Further Integration of Teiid and Hadoop
acoliver Jun 29, 2015 5:02 PMQuick Introduction. I'm a long time listener first time caller. I worked for JBoss pre-acquistion, founded a project called POI which ported Microsoft's file formats to Java which I donated to Apache (poi.apache.org) and served briefly on the board of the Open Source Initiative. I also run a big data consultancy called Mammoth Data... I've used Teiid in the past, but haven't recently. Yet I do kind of see it as a potential solution to some of the kinds of problems that I encounter now.
While I understand the use cases for Something<----JDBC<---Teiid <--- Hive which already exists - I think there are other use cases that could be served by integrating Teiid in reverse. Meaning allowing Teiid to provide data to Hive and Spark. This would be similar to what others have done with Solr (Playing with Apache Hive and SOLR | Chimpler https://lucidworks.com/fusion/hadoop/) and Elasticsearch (Hadoop: Immediate Insight into Big Data | Elastic). The idea would be to reduce the burden of ETL on developers while using Spark, Hive, Hadoop, etc for the data processing, transform and analytics.
Concretely:
1. A Hive connector
2. A Spark connector
3. A Hive DDL generator based on the schema meta-model
One would then connect Hive to Teiid. generate the DDL for Hive and then you could directly query Teiid via Hive or SparkSQL.

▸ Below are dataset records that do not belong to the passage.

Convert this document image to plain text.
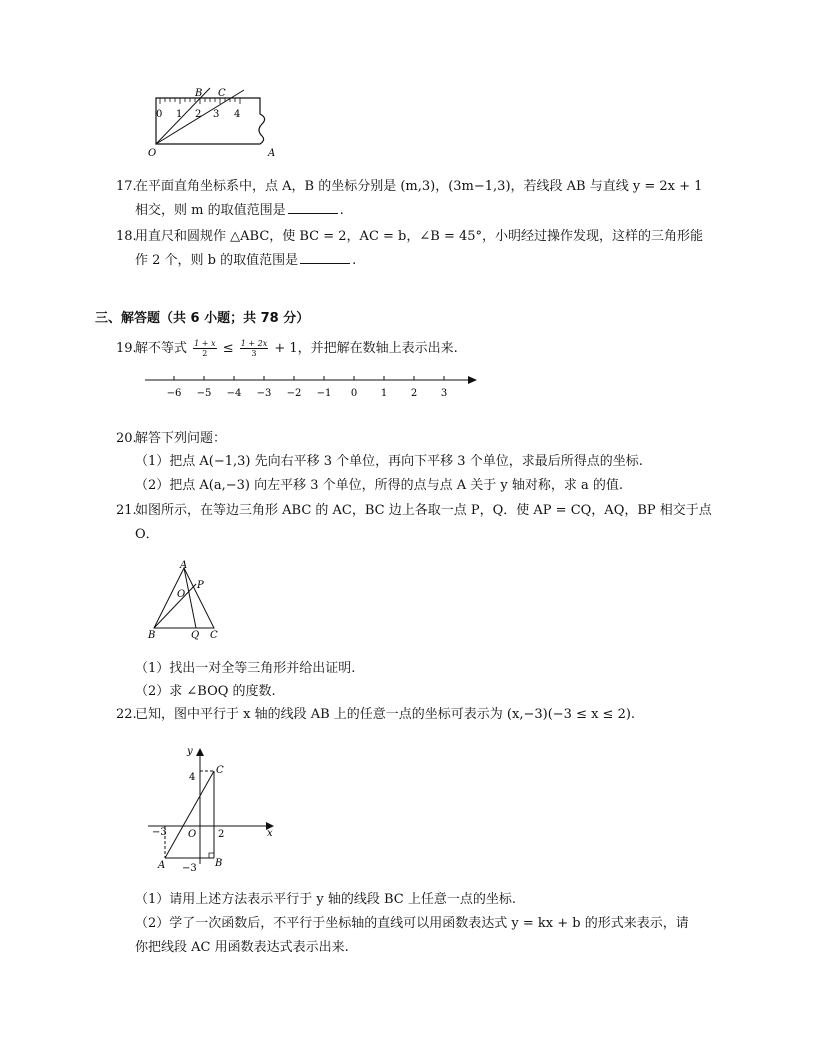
0 1 2 3 4
B C
O	A
17.
在平面直角坐标系中，点 A，B 的坐标分别是 (m,3)，(3m−1,3)，若线段 AB 与直线 y = 2x + 1
相交，则 m 的取值范围是	.
18.
用直尺和圆规作 △ABC，使 BC = 2，AC = b，∠B = 45°，小明经过操作发现，这样的三角形能
作 2 个，则 b 的取值范围是	.
三、解答题（共 6 小题；共 78 分）
19.
解不等式 $\frac{1 + x}{2} \le \frac{1 + 2x}{3} + 1$，并把解在数轴上表示出来.
−6 −5 −4 −3 −2 −1 0 1 2 3
20.
解答下列问题：
（1）把点 A(−1,3) 先向右平移 3 个单位，再向下平移 3 个单位，求最后所得点的坐标.
（2）把点 A(a,−3) 向左平移 3 个单位，所得的点与点 A 关于 y 轴对称，求 a 的值.
21.
如图所示，在等边三角形 ABC 的 AC，BC 边上各取一点 P，Q．使 AP = CQ，AQ，BP 相交于点
O．
A
P
O
B	Q C
（1）找出一对全等三角形并给出证明.
（2）求 ∠BOQ 的度数.
22.
已知，图中平行于 x 轴的线段 AB 上的任意一点的坐标可表示为 (x,−3)(−3 ≤ x ≤ 2).
y
x
C
4
O
−3	2
A	B
−3
（1）请用上述方法表示平行于 y 轴的线段 BC 上任意一点的坐标.
（2）学了一次函数后，不平行于坐标轴的直线可以用函数表达式 y = kx + b 的形式来表示，请
你把线段 AC 用函数表达式表示出来.
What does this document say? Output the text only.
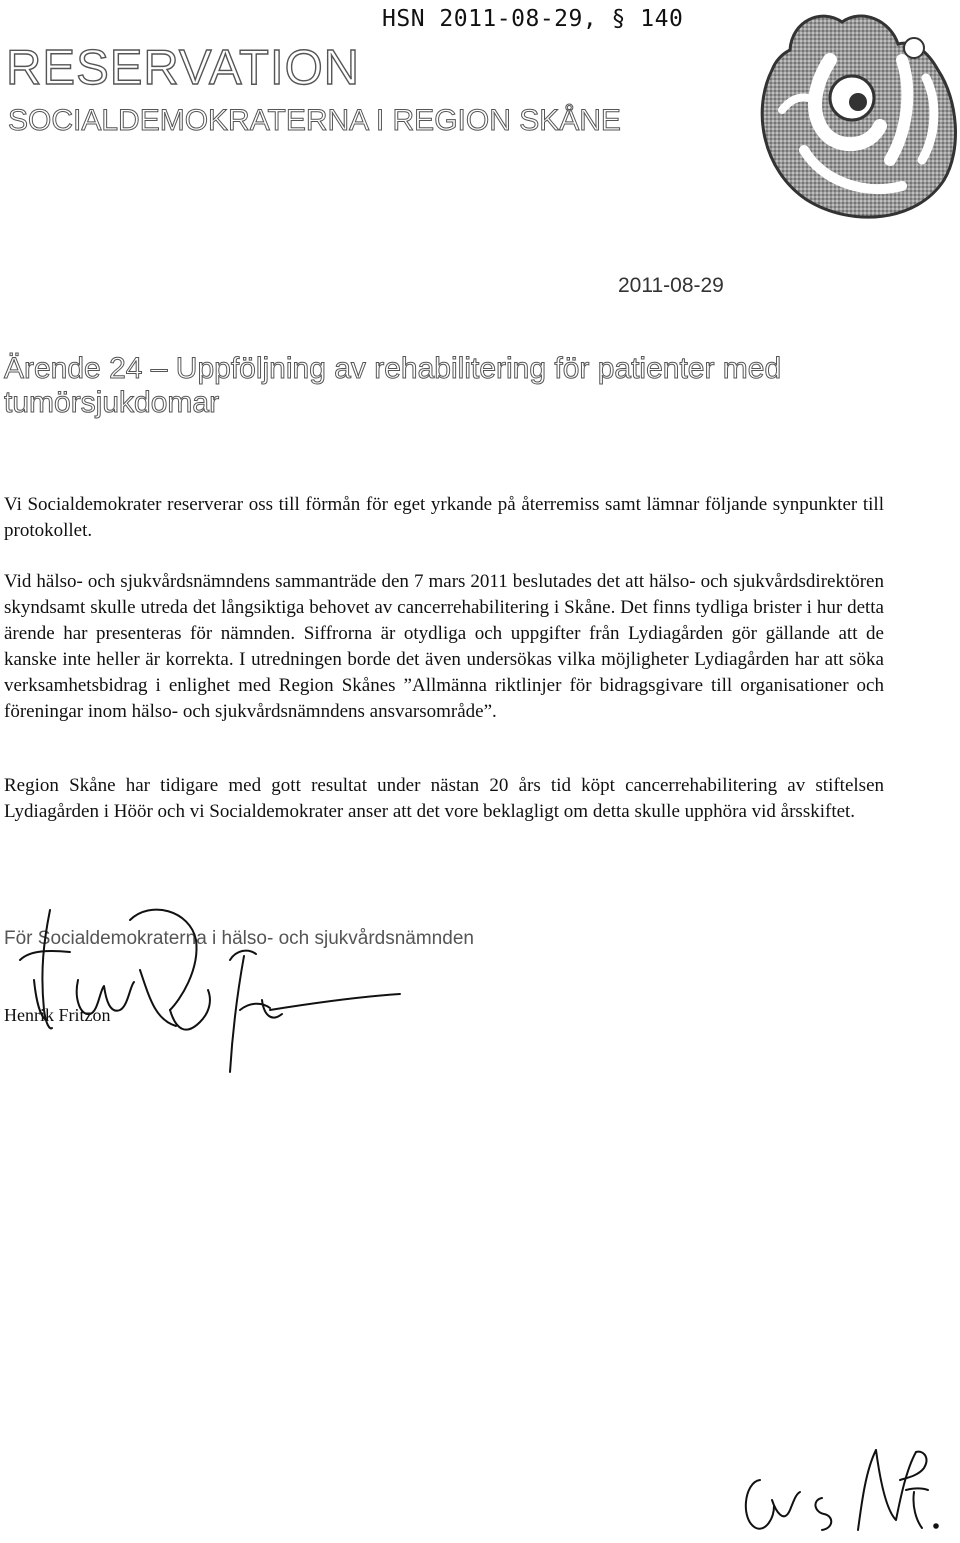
HSN 2011-08-29, § 140
RESERVATION
SOCIALDEMOKRATERNA I REGION SKÅNE
2011-08-29
Ärende 24 – Uppföljning av rehabilitering för patienter med tumörsjukdomar

Vi Socialdemokrater reserverar oss till förmån för eget yrkande på återremiss samt lämnar följande synpunkter till protokollet.

Vid hälso- och sjukvårdsnämndens sammanträde den 7 mars 2011 beslutades det att hälso- och sjukvårdsdirektören skyndsamt skulle utreda det långsiktiga behovet av cancerrehabilitering i Skåne. Det finns tydliga brister i hur detta ärende har presenteras för nämnden. Siffrorna är otydliga och uppgifter från Lydiagården gör gällande att de kanske inte heller är korrekta. I utredningen borde det även undersökas vilka möjligheter Lydiagården har att söka verksamhetsbidrag i enlighet med Region Skånes ”Allmänna riktlinjer för bidragsgivare till organisationer och föreningar inom hälso- och sjukvårdsnämndens ansvarsområde”.

Region Skåne har tidigare med gott resultat under nästan 20 års tid köpt cancerrehabilitering av stiftelsen Lydiagården i Höör och vi Socialdemokrater anser att det vore beklagligt om detta skulle upphöra vid årsskiftet.

För Socialdemokraterna i hälso- och sjukvårdsnämnden
Henrik Fritzon
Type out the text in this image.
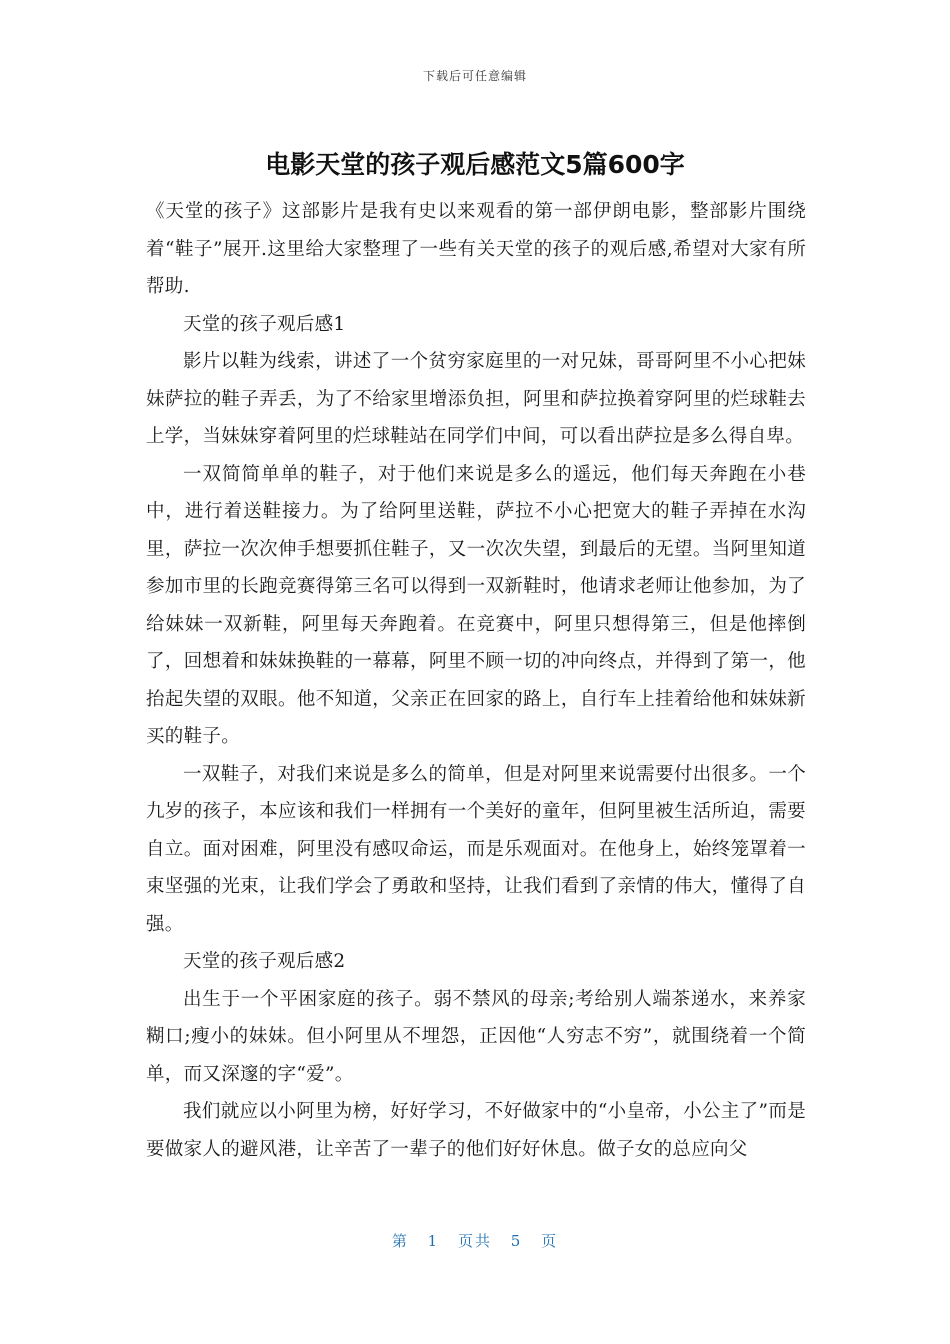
下载后可任意编辑
电影天堂的孩子观后感范文5篇600字

《天堂的孩子》这部影片是我有史以来观看的第一部伊朗电影，整部影片围绕着“鞋子”展开.这里给大家整理了一些有关天堂的孩子的观后感,希望对大家有所帮助.

天堂的孩子观后感1

影片以鞋为线索，讲述了一个贫穷家庭里的一对兄妹，哥哥阿里不小心把妹妹萨拉的鞋子弄丢，为了不给家里增添负担，阿里和萨拉换着穿阿里的烂球鞋去上学，当妹妹穿着阿里的烂球鞋站在同学们中间，可以看出萨拉是多么得自卑。

一双简简单单的鞋子，对于他们来说是多么的遥远，他们每天奔跑在小巷中，进行着送鞋接力。为了给阿里送鞋，萨拉不小心把宽大的鞋子弄掉在水沟里，萨拉一次次伸手想要抓住鞋子，又一次次失望，到最后的无望。当阿里知道参加市里的长跑竞赛得第三名可以得到一双新鞋时，他请求老师让他参加，为了给妹妹一双新鞋，阿里每天奔跑着。在竞赛中，阿里只想得第三，但是他摔倒了，回想着和妹妹换鞋的一幕幕，阿里不顾一切的冲向终点，并得到了第一，他抬起失望的双眼。他不知道，父亲正在回家的路上，自行车上挂着给他和妹妹新买的鞋子。

一双鞋子，对我们来说是多么的简单，但是对阿里来说需要付出很多。一个九岁的孩子，本应该和我们一样拥有一个美好的童年，但阿里被生活所迫，需要自立。面对困难，阿里没有感叹命运，而是乐观面对。在他身上，始终笼罩着一束坚强的光束，让我们学会了勇敢和坚持，让我们看到了亲情的伟大，懂得了自强。

天堂的孩子观后感2

出生于一个平困家庭的孩子。弱不禁风的母亲;考给别人端茶递水，来养家糊口;瘦小的妹妹。但小阿里从不埋怨，正因他“人穷志不穷”，就围绕着一个简单，而又深邃的字“爱”。

我们就应以小阿里为榜，好好学习，不好做家中的“小皇帝，小公主了”而是要做家人的避风港，让辛苦了一辈子的他们好好休息。做子女的总应向父

第 1 页共 5 页
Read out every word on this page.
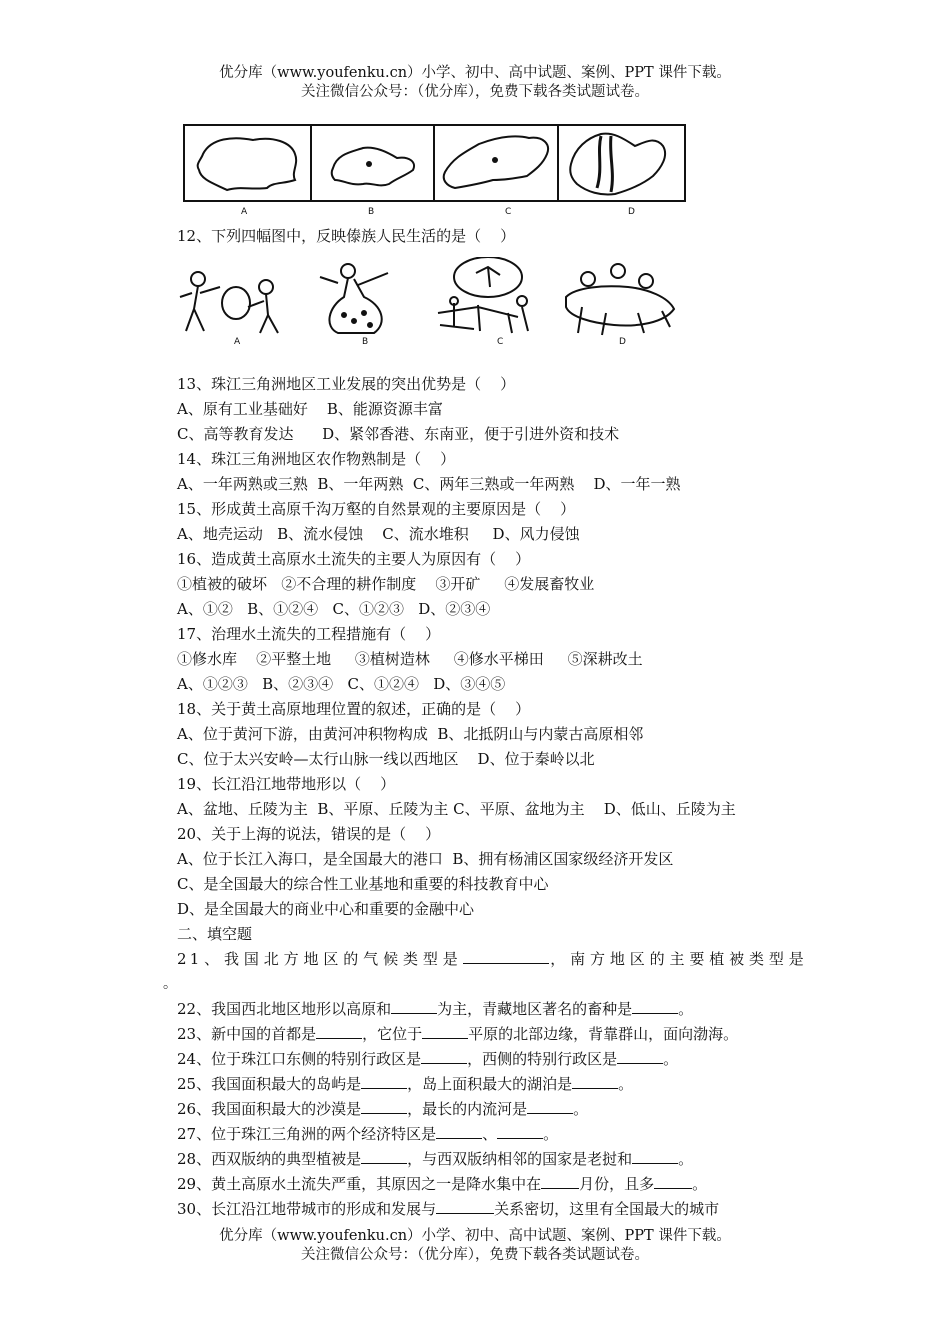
优分库（www.youfenku.cn）小学、初中、高中试题、案例、PPT 课件下载。
关注微信公众号：（优分库），免费下载各类试题试卷。
A	B	C	D
A	B	C	D
12、下列四幅图中，反映傣族人民生活的是（    ）
13、珠江三角洲地区工业发展的突出优势是（    ）
A、原有工业基础好    B、能源资源丰富
C、高等教育发达      D、紧邻香港、东南亚，便于引进外资和技术
14、珠江三角洲地区农作物熟制是（    ）
A、一年两熟或三熟  B、一年两熟  C、两年三熟或一年两熟    D、一年一熟
15、形成黄土高原千沟万壑的自然景观的主要原因是（    ）
A、地壳运动   B、流水侵蚀    C、流水堆积     D、风力侵蚀
16、造成黄土高原水土流失的主要人为原因有（    ）
①植被的破坏   ②不合理的耕作制度    ③开矿     ④发展畜牧业
A、①②   B、①②④   C、①②③   D、②③④
17、治理水土流失的工程措施有（    ）
①修水库    ②平整土地     ③植树造林     ④修水平梯田     ⑤深耕改土
A、①②③   B、②③④   C、①②④   D、③④⑤
18、关于黄土高原地理位置的叙述，正确的是（    ）
A、位于黄河下游，由黄河冲积物构成  B、北抵阴山与内蒙古高原相邻
C、位于太兴安岭—太行山脉一线以西地区    D、位于秦岭以北
19、长江沿江地带地形以（    ）
A、盆地、丘陵为主  B、平原、丘陵为主 C、平原、盆地为主    D、低山、丘陵为主
20、关于上海的说法，错误的是（    ）
A、位于长江入海口，是全国最大的港口  B、拥有杨浦区国家级经济开发区
C、是全国最大的综合性工业基地和重要的科技教育中心
D、是全国最大的商业中心和重要的金融中心
二、填空题
21、我国北方地区的气候类型是	，南方地区的主要植被类型是
22、我国西北地区地形以高原和	为主，青藏地区著名的畜种是	。
23、新中国的首都是	，它位于	平原的北部边缘，背靠群山，面向渤海。
24、位于珠江口东侧的特别行政区是	，西侧的特别行政区是	。
25、我国面积最大的岛屿是	，岛上面积最大的湖泊是	。
26、我国面积最大的沙漠是	，最长的内流河是	。
27、位于珠江三角洲的两个经济特区是	、	。
28、西双版纳的典型植被是	，与西双版纳相邻的国家是老挝和	。
29、黄土高原水土流失严重，其原因之一是降水集中在	月份，且多	。
30、长江沿江地带城市的形成和发展与	关系密切，这里有全国最大的城市
。
优分库（www.youfenku.cn）小学、初中、高中试题、案例、PPT 课件下载。
关注微信公众号：（优分库），免费下载各类试题试卷。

To go further, integrate the cache into Hadoop (speaking of the ecosystem) and have it overflow to HDFS. Configure the "staleness" of the data through meta-data as opposed to load processes (ala PIG/Sqoop/Oozie). This would allow data to be distributed throughout the cluster potentially "ahead of time." -- Additionally the query engine could issue SparkQL thereby distributing the processing.
The goal would be to avoid writing ETL or using SQOOP but leave my data in place yet take advantage of the distributed platform through a combination of caching and distribution.
Has anyone thought of doing something like this? Why? Why not?